なんでも「量子影」というわけの判らない理論を使った太陽電池のようです(太陽電池の効率を66%まで高める手法、”量子影状態“の発見で可能性が開く)。ここまでひねくれた理論(笑)になると理解困難ですが、何となくイメージは掴めるので、少し説明にチャレンジしたいと思います。
以前このブログで「量子ドット」太陽電池について説明する時に、「太陽電池は一定のエネルギー以上の波長の光しか電気に変換できない」と言うことを書きました。実はこの時には説明を省略したのですが、太陽電池は「一定のエネルギー以上の波長の光」に対しても「一定のエネルギー分」しか電気に変換できません。従って、「一定のエネルギー」を超えた分のエネルギーは無駄になるわけです(下図)。
「量子影」が何か良く判りませんが、無駄になっているエネルギーを貯めて、「一定のエネルギー」以上にして発電に寄与させるもののようです。ただ、「一定のエネルギー以下の波長の光」を有効に使うのか、「一定のエネルギーを超えた部分」を有効に使うのかは良く判りません。

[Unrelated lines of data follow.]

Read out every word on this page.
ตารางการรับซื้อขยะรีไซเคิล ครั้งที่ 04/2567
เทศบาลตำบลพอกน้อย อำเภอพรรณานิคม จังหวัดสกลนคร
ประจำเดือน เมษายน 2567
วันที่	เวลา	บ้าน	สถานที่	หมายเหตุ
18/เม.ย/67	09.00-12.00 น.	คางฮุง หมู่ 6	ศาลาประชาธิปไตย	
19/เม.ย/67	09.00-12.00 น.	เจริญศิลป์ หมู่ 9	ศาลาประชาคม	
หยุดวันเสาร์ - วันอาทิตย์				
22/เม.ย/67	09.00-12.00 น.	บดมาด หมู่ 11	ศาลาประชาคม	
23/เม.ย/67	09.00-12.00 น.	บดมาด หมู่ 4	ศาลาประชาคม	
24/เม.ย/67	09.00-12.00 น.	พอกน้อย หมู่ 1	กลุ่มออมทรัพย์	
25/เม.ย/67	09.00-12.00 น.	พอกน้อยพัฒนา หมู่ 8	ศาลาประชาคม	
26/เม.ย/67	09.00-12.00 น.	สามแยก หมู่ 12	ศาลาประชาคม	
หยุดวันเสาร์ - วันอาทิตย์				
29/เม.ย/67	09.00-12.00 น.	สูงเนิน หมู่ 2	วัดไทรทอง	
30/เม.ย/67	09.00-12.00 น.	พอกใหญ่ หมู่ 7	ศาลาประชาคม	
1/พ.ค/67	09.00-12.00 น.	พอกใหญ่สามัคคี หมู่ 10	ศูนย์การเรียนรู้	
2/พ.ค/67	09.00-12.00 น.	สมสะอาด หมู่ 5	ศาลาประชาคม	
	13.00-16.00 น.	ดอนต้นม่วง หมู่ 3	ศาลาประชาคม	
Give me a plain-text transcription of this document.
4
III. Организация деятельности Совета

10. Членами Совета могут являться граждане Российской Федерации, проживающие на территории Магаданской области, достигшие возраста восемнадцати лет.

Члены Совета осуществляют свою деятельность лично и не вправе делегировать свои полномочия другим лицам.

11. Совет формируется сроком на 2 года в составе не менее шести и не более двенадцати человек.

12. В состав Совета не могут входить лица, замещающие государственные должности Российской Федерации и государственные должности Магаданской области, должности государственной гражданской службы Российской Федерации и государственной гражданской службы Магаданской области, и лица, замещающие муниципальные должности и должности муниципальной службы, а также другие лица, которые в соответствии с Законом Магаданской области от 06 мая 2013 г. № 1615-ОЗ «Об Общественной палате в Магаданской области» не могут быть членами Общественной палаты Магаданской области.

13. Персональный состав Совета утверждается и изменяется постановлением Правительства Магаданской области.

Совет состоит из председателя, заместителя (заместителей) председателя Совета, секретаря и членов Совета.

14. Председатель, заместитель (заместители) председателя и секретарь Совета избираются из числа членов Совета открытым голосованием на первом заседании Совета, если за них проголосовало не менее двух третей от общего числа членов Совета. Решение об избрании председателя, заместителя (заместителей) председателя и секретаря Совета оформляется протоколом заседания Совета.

記事を読んでいると何となく「一定のエネルギーを超えた部分」を有効に使うためのように思うのですが、それだけで変換効率66%を実現するのはかなり難しそうなので、両方に効くような気もします。
いずれにせよ、現時点で実現可能なのはフラーレンという特殊な材料を使った有機太陽電池らしいので、まだ実用には程遠いのではないかと思います。それでも「変換効率を44%まで高めることができた」とあるのは驚異的です。(ひょっとすると記者の勘違いかもしれませんが・・・。)
量子井戸、量子ドット、量子影といろいろな太陽電池が出てきました。量子と言うのは難しい言葉ですが、例えばエネルギーのような連続的に変化すると思われる量が、ミクロに見れば微量のエネルギー粒子の集合と見られることを言っていると思っておけば良いでしょう。
わけの判らない理論のためにわけの判らないことがおこるわけですが、このように有益なことも起こるところが科学の魅力ですね。
まぁ、いずれの太陽電池も未来技術で、すぐにどうと言うことではないでしょう。まだまだ科学者には頑張ってもらわなければなりません。